Hasani O’Gilvie, a Jamaica-born student of the University of Toronto, and his mother, Christine O’Gilvie, are suing three Toronto police officers for allegedly assaulting the student in August 2021 while he was on his way to school.
The student and his mother are seeking $2.4-million in damages as well as $250,000 under the Family Law Act, according to a statement of claim filed in the Superior Court of Justice.
At a news conference in Toronto on Monday, David Shellnutt, the student’s lawyer said “this is a case of someone being assaulted for walking while Black.
“He looked like somebody who police alleged they were looking for.”
“Regardless of mistaken identity of who they were looking for, that this matter ended up with a young U of T student with a knee on his neck, the same manoeuvre that killed George Floyd just a year prior, and being repeatedly stunned by the same officer who was doing that is unacceptable,” Shellnutt said.

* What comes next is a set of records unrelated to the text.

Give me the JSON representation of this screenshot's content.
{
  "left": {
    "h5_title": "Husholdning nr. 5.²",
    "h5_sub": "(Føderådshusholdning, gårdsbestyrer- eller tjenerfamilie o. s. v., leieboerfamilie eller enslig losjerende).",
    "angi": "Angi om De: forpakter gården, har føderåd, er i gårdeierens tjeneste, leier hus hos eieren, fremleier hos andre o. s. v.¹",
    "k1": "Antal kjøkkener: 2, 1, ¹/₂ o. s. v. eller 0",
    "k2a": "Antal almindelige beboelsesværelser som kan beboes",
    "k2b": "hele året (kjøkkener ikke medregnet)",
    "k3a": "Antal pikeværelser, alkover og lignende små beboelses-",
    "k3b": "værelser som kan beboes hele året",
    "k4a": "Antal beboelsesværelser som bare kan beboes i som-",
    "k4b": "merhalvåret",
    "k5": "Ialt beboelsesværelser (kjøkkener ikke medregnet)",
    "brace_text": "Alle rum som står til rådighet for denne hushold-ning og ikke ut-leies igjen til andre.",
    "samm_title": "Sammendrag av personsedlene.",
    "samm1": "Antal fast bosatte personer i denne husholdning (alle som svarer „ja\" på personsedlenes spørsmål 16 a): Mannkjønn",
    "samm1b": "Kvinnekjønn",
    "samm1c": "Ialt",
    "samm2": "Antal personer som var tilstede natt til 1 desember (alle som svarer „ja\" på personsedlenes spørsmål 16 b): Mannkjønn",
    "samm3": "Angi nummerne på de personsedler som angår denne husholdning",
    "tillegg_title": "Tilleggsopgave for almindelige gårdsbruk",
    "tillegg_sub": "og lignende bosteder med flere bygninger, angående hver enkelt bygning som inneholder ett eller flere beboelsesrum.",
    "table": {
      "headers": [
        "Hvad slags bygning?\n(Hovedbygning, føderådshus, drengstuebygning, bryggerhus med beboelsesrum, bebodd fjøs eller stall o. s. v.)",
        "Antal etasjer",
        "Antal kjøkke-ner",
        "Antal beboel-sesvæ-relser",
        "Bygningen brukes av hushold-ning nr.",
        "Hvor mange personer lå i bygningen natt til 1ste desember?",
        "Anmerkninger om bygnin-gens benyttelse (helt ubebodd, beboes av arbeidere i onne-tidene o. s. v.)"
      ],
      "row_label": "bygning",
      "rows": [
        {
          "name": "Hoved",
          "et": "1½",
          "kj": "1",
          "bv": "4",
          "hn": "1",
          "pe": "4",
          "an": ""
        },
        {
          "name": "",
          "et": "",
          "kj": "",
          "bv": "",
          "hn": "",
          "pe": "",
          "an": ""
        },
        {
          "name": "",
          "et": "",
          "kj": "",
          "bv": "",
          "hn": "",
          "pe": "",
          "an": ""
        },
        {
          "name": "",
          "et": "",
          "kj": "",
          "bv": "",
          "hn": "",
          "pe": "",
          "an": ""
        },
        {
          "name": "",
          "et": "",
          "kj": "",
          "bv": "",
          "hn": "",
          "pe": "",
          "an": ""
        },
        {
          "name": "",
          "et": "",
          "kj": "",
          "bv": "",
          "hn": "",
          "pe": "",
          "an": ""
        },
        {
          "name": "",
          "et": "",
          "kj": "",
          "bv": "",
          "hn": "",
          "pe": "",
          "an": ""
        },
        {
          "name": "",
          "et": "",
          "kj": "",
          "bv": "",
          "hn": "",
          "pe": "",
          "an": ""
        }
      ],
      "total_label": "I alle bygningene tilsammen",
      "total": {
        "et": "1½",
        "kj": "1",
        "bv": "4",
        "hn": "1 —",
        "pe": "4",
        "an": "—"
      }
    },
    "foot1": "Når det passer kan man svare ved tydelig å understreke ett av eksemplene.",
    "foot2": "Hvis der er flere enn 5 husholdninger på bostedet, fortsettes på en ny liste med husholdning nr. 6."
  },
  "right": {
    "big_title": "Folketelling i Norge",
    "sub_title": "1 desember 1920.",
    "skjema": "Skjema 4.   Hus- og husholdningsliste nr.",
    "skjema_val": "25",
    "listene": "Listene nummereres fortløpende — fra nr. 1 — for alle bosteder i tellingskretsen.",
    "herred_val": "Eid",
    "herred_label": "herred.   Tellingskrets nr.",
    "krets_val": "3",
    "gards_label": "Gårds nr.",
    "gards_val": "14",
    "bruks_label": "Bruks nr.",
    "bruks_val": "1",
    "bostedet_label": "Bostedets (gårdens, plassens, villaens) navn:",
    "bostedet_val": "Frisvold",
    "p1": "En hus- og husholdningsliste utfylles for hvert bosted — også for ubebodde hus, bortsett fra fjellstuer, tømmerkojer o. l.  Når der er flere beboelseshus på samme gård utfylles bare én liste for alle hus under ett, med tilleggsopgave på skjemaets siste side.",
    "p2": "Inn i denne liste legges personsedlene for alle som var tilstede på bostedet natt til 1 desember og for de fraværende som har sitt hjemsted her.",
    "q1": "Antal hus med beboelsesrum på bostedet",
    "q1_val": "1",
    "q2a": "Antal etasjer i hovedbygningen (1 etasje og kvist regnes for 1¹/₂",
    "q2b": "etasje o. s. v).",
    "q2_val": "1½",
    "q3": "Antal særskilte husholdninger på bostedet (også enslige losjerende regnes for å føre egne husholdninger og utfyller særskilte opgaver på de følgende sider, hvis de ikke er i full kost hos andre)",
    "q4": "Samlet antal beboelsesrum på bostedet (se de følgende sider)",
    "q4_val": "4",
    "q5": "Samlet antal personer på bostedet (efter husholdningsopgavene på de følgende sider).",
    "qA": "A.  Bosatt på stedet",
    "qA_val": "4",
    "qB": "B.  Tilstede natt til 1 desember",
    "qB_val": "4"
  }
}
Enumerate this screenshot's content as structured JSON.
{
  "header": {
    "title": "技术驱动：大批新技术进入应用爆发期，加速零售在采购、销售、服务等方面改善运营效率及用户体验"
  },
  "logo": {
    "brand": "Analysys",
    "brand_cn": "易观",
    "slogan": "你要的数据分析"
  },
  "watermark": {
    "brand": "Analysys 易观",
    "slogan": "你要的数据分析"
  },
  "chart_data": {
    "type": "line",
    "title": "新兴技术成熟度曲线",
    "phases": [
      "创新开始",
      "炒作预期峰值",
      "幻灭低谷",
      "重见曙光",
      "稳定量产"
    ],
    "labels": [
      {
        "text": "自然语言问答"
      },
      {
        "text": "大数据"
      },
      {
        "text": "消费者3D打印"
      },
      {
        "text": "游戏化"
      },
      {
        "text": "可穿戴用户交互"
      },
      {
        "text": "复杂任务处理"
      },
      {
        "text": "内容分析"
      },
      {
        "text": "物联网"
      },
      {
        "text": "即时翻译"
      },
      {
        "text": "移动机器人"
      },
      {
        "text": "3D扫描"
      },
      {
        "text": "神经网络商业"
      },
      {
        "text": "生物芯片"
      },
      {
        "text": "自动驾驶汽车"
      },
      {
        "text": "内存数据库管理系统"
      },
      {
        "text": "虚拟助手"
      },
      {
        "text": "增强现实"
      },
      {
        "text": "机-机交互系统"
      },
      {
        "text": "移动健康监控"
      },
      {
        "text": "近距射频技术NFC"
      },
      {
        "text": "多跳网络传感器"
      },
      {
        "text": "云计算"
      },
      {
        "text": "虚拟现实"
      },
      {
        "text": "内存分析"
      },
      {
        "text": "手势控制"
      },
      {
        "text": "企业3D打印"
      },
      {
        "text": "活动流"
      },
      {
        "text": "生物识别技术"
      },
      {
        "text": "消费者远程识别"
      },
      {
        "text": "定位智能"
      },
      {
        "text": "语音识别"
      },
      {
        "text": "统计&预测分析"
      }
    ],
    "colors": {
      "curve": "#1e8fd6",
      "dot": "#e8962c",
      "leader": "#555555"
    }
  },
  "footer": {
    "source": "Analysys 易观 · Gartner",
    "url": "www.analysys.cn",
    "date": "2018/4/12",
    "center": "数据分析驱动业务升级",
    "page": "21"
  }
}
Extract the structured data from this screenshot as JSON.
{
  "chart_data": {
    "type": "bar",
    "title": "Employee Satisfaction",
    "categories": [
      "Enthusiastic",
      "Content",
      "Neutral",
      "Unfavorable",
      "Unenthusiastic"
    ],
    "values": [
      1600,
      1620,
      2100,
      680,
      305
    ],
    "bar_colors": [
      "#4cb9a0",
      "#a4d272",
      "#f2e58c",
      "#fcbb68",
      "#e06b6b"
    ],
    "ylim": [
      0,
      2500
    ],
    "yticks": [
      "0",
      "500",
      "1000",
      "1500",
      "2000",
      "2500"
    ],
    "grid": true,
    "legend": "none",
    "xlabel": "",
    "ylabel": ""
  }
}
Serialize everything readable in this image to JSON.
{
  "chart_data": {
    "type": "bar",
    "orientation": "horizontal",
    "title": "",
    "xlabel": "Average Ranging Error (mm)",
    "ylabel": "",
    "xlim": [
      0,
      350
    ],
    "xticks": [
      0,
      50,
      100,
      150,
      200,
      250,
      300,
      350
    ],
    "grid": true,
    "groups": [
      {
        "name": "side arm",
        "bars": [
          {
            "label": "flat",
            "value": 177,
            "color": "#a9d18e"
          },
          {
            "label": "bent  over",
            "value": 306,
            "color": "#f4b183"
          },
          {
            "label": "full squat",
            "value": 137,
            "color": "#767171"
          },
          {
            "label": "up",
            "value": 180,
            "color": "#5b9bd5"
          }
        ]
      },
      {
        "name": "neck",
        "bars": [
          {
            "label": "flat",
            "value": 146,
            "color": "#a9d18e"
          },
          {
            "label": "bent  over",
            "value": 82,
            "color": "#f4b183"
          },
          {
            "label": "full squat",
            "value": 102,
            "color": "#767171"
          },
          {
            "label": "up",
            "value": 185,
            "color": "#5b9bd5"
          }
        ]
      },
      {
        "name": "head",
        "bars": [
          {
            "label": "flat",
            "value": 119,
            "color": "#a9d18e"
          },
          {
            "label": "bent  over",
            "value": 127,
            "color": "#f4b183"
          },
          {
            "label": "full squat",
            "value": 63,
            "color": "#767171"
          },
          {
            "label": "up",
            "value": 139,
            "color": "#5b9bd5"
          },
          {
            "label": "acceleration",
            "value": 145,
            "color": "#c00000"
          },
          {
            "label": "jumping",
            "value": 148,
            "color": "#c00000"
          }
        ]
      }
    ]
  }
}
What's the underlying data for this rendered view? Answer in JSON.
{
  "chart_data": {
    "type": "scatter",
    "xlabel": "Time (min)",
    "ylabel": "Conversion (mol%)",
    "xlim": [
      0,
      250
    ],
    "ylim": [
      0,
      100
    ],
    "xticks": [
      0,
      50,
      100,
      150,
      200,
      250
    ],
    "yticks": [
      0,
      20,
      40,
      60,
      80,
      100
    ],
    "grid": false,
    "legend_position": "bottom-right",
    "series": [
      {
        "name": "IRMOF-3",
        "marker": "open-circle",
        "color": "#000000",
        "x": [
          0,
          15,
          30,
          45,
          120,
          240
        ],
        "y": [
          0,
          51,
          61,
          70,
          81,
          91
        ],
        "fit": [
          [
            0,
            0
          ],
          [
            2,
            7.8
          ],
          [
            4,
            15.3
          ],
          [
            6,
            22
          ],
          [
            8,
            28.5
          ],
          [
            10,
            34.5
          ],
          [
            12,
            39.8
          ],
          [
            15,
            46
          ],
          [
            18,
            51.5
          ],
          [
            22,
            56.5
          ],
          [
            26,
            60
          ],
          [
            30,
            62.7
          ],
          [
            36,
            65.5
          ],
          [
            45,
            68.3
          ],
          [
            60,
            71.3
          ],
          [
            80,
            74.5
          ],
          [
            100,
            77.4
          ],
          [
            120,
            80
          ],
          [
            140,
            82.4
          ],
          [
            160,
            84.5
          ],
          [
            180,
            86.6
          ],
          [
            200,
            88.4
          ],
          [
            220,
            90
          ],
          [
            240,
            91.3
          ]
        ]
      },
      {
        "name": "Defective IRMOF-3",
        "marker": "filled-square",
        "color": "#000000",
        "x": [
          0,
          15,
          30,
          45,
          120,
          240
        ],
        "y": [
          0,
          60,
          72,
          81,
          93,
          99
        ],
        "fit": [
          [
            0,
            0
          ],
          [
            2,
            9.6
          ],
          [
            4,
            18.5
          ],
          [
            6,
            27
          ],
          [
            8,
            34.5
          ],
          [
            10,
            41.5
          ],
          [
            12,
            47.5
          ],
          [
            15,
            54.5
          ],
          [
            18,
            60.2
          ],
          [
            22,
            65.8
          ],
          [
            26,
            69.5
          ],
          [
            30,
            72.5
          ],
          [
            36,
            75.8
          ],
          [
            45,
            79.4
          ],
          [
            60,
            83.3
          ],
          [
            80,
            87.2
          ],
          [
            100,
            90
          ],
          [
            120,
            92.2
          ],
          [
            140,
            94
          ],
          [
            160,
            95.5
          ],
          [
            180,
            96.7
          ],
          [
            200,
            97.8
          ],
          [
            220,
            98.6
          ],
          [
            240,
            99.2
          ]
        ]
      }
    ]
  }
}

According to the claim against the three officers, O’Gilvie gave his name to an officer who stopped him for questioning after following him down a walkway near a grocery store in North York. The claim alleges the officer did not believe him and drew a stun gun shortly before two other officers arrived.
O’Gilvie put his hands up and complied but the officers allegedly tackled him to the ground, the claim says. One officer then allegedly put his knee on his neck and repeatedly shot him with a stun gun while O’Gilvie “was subdued, not resisting, on the ground, and restraints being applied,” the claim alleges.
It also alleges that O’Gilvie was only released after the officers searched his bag and found identification proving what he told police.
According to the claim, Hasani O’Gilvie continues to suffer severe emotional and psychological trauma from the alleged assault, which left him with facial scarring and injuries to his upper body.
Last June, Toronto Police Chief James Ramer apologized to the city’s Black residents as he released a report with previously unseen race-based police data which showed that Black people in the city faced a disproportionate amount of police enforcement and use of force in 2020 and were more likely to have an officer point a gun at them – whether perceived as armed or unarmed – than white people in the same situation.